I have missed out on all the important things in life, she sometimes thought. Baby carriages pushed in the park, a man’s shirt on the ironing board, his coffee mug steaming next to mine on a cold, weekday morning . . . A life of ordinary joys.
She stared at herself in the little mirror she carried in her purse, reading the story of her life in the wrinkles that crossed her face like hieroglyphics only she could interpret. The one near her temple, for example, was from the time she’d stood on the platform with Maria, Esther and Leah waiting for that train to the front. The one in the corner of her right eye was from lying in the snow unable to move, waiting for the bullet to her head. The ones on either side of her mouth were from hearing the doctors say that the brutal, backstreet abortion had cost her her womb.
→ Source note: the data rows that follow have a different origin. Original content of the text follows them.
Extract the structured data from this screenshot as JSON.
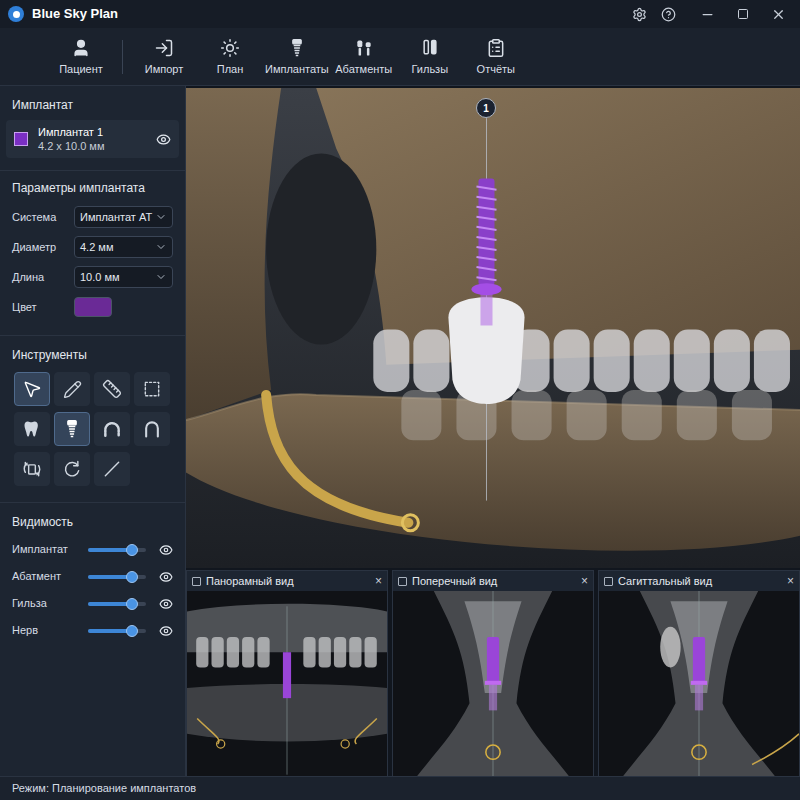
{
  "window": {
    "title": "Blue Sky Plan"
  },
  "toolbar": [
    {
      "label": "Пациент",
      "kind": "patient",
      "selected": false
    },
    {
      "label": "Импорт",
      "kind": "import",
      "selected": false
    },
    {
      "label": "План",
      "kind": "plan",
      "selected": false
    },
    {
      "label": "Имплантаты",
      "kind": "implants",
      "selected": false
    },
    {
      "label": "Абатменты",
      "kind": "abutments",
      "selected": false
    },
    {
      "label": "Гильзы",
      "kind": "sleeves",
      "selected": false
    },
    {
      "label": "Отчёты",
      "kind": "reports",
      "selected": false
    }
  ],
  "implant_panel": {
    "title": "Имплантат",
    "item": {
      "name": "Имплантат 1",
      "size": "4.2 x 10.0 мм",
      "color": "#7a2fc4",
      "visible": true
    }
  },
  "params": {
    "title": "Параметры имплантата",
    "fields": [
      {
        "label": "Система",
        "kind": "select",
        "value": "Имплантат АТ"
      },
      {
        "label": "Диаметр",
        "kind": "select",
        "value": "4.2 мм"
      },
      {
        "label": "Длина",
        "kind": "select",
        "value": "10.0 мм"
      },
      {
        "label": "Цвет",
        "kind": "color",
        "color": "#6a2a96"
      }
    ]
  },
  "tools": {
    "title": "Инструменты",
    "items": [
      {
        "kind": "cursor",
        "selected": true
      },
      {
        "kind": "pencil",
        "selected": false
      },
      {
        "kind": "ruler",
        "selected": false
      },
      {
        "kind": "select",
        "selected": false
      },
      {
        "kind": "tooth",
        "selected": false
      },
      {
        "kind": "implant",
        "selected": true
      },
      {
        "kind": "arch",
        "selected": false
      },
      {
        "kind": "u-arch",
        "selected": false
      },
      {
        "kind": "rotate",
        "selected": false
      },
      {
        "kind": "circle",
        "selected": false
      },
      {
        "kind": "line",
        "selected": false
      }
    ]
  },
  "visibility": {
    "title": "Видимость",
    "items": [
      {
        "label": "Имплантат",
        "level": 0.75,
        "visible": true
      },
      {
        "label": "Абатмент",
        "level": 0.75,
        "visible": true
      },
      {
        "label": "Гильза",
        "level": 0.75,
        "visible": true
      },
      {
        "label": "Нерв",
        "level": 0.75,
        "visible": true
      }
    ]
  },
  "viewport": {
    "marker": "1"
  },
  "views": [
    {
      "title": "Панорамный вид",
      "kind": "panoramic",
      "close": "×"
    },
    {
      "title": "Поперечный вид",
      "kind": "cross",
      "close": "×"
    },
    {
      "title": "Сагиттальный вид",
      "kind": "sagittal",
      "close": "×"
    }
  ],
  "status_bar": {
    "text": "Режим: Планирование имплантатов"
  }
}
She sighed, writing out her monthly checks to the myriad orphanages, women’s shelters and child-care organizations she supported in France and in Israel. She placed them into th
e white envelopes and licked the stamps. I should have adopted a child, when it was still possible. But I never thought it was fair, with things being as they were . . . Thierry, the nightclub, all those gangsters and low-lifes . . . I should have done more good in the world . . .
But it was too late, too late. All too late . . . she thought, taking out her mother-of-pearl box. All she wanted out of life now was some peace. A life of massages and spas and witty companionship. Some release from the horror of memories and regret, the horror of constant pain, of Thierry’s loss, of phantorn children that haunted her in the darkness, her unborn babies that cried like kittens mewing in a box, shut out of her life by force. Release . . . She opened the box, sniffing the white powder and rubbing it along her teeth.
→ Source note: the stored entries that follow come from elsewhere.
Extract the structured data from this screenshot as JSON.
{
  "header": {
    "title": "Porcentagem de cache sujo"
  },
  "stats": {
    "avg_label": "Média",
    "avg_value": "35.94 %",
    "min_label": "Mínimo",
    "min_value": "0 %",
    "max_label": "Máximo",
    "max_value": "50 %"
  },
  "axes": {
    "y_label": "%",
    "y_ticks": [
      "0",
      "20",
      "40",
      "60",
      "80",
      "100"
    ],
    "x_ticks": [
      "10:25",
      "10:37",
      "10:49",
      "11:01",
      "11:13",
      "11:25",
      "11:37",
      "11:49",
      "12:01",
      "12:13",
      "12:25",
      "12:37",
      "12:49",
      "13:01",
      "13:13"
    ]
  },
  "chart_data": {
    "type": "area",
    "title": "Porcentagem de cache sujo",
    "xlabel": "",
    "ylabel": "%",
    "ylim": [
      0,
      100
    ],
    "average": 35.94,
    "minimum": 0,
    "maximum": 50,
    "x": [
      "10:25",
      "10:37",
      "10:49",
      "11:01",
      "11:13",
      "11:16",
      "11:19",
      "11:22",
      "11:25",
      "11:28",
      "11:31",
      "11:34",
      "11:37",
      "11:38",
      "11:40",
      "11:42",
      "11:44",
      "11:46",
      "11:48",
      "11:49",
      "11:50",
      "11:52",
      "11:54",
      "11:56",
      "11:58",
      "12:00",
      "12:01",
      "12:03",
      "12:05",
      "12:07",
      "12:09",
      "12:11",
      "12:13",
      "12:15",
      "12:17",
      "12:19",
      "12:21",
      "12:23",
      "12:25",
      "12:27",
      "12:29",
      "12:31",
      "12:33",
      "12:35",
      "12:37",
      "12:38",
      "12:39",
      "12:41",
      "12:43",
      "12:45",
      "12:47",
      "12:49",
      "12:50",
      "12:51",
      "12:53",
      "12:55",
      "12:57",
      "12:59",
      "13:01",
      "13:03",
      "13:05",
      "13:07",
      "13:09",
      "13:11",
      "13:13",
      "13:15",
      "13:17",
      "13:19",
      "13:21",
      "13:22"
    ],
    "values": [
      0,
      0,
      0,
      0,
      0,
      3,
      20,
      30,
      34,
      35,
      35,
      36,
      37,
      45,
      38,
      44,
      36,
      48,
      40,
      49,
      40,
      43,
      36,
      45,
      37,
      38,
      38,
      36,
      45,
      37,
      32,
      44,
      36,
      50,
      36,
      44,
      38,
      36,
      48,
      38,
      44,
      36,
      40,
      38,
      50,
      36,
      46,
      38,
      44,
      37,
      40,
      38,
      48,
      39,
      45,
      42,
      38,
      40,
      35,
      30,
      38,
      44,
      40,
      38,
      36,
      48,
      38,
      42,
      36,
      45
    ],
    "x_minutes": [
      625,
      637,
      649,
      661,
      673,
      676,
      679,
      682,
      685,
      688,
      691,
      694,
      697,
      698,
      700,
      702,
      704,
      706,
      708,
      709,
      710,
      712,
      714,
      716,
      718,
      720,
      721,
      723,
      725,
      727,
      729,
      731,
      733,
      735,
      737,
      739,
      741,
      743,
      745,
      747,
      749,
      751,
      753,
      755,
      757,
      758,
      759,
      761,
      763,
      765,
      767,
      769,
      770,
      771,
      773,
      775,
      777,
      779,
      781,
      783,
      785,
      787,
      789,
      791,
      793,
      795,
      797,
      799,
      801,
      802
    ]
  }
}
She heard a knock on her door. “Madame.”
“What is it?” she growled. “Didn’t I tell you never to bother me when my door is locked?!”
“You have a phone call, Madame. It came through to the front bar.”
“Can’t you deal with it!?”
“She says she’s your friend. Esther from California. She says it’s urgent. A life or death matter . . .” The bartender improvised, prudently rephrasing “Tell Madame Feyder if she doesn’t get on the phone, I’m taking the next plane to Paris and will pull her out by her trademark earrings.”
She stared at the desk, fingering the little box. “Alors. Put her through immediately, Maurice.”
“Of course, Madame.”
“Esther? Is this about the tape again? The tape, the tape. And Mr. Spielberg. I will do the tape! I don’t want to, but Mon Dieu! you will never leave me alone, so I do it. Will you call me now every day?”
There was silence on the other end.
“Esther? Don’t be angry. I’m just tired. I don’t sleep . . .”
“Didn’t you see the tape that BCN aired?”